I think the most realistic transfers of german "stuff" to the japanese are things that you can either cram into a submarine or ship via plane before operation barbarossa starts, so by necessity they would have to be either rather small or something that one would not need to many examples of, so I totally agree with mostly sending blueprints and examples of smaller technological items.
The big areas the germans have over the japanese in technologies I would consider "shippable" are radars as other posters already pointed out, inline- and jet aircraft engines (especially ones with better performance at altitude), certain small arms (SMGs come to mind) and man portable anti-tank weapons (or basically anything involving rocket engines). Larger items like tanks quickly run into problems with the japanese infrastructure and the nature of the war in the pacific: How much use is a Panther or Tiger going to be on some small pacific island and how do you get it there assuming the Japanese even manage to build a reliable example.

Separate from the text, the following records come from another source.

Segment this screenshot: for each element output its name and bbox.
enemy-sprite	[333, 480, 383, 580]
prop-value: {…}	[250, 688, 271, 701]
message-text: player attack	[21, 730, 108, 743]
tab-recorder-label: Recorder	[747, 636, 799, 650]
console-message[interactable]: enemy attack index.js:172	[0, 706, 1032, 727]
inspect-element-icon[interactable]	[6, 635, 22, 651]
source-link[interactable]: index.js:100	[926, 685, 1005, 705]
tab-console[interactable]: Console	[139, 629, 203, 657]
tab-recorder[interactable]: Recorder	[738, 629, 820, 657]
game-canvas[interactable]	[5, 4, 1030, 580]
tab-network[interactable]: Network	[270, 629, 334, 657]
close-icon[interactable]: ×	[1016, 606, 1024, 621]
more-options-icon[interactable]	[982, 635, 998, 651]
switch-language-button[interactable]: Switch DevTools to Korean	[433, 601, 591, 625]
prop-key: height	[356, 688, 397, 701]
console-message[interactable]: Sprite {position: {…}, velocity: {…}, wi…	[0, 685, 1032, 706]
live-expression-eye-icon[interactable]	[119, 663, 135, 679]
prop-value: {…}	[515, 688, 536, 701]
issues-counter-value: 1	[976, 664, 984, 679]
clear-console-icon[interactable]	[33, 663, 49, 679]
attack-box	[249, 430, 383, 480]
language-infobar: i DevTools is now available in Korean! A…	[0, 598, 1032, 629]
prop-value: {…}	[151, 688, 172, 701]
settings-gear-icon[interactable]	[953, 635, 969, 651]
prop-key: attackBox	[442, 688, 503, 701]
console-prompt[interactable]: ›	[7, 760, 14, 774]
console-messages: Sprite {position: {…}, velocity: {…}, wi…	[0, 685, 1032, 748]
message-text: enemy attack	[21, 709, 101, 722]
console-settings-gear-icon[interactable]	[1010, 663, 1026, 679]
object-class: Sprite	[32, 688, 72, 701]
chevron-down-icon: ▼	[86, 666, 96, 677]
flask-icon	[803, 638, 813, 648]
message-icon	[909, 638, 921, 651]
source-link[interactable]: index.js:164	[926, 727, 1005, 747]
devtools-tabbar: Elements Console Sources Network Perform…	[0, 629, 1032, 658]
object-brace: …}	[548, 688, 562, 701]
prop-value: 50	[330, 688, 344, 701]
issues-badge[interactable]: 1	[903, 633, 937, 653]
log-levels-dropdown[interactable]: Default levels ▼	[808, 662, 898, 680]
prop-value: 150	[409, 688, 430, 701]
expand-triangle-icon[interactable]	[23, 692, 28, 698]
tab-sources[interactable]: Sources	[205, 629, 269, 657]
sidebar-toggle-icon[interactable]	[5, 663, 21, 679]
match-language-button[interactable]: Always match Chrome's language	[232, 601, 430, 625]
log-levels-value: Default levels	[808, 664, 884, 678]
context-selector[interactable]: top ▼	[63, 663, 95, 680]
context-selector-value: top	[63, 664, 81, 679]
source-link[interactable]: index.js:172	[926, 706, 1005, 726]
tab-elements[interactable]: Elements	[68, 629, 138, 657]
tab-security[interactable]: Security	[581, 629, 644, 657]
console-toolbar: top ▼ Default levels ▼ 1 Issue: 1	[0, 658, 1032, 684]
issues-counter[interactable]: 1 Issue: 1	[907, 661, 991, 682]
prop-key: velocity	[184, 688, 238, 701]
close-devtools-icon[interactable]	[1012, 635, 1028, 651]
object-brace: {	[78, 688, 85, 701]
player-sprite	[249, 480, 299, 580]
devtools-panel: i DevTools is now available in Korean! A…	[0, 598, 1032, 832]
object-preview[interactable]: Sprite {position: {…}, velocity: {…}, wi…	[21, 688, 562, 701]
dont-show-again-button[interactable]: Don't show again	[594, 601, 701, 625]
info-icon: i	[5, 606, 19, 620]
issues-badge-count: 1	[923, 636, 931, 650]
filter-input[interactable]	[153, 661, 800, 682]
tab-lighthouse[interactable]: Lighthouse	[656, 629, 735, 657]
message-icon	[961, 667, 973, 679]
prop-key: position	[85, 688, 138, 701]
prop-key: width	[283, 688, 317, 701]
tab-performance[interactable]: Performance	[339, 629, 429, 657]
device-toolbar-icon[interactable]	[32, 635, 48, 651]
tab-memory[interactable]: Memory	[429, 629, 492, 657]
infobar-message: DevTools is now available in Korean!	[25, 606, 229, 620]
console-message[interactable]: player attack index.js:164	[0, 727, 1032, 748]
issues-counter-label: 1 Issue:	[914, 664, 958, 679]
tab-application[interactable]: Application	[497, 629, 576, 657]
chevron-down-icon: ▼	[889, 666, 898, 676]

The later part is actualy the biggest hurdle overall: Japanese manufacturing techniques and the way their industry was organized already had pretty significant problems with mass producing certain things (especially electronics components) and even more so as the war progressed. In aircraft for example the Japanese were perfectly capable of developing extremly good designs (look at the Ki-84 or J7M) but could not get reliable enough engines manufactured (not so much designed) and had to make do with awfull fuel quality.
So maybe the best way for Germany to help Japan (and Italy for that matter, as they had some of the same problems) would be industrial assistance as early as possible, but Im not sure how feasible that actually is and doubt if the short timeframes allow for any meaningfull change.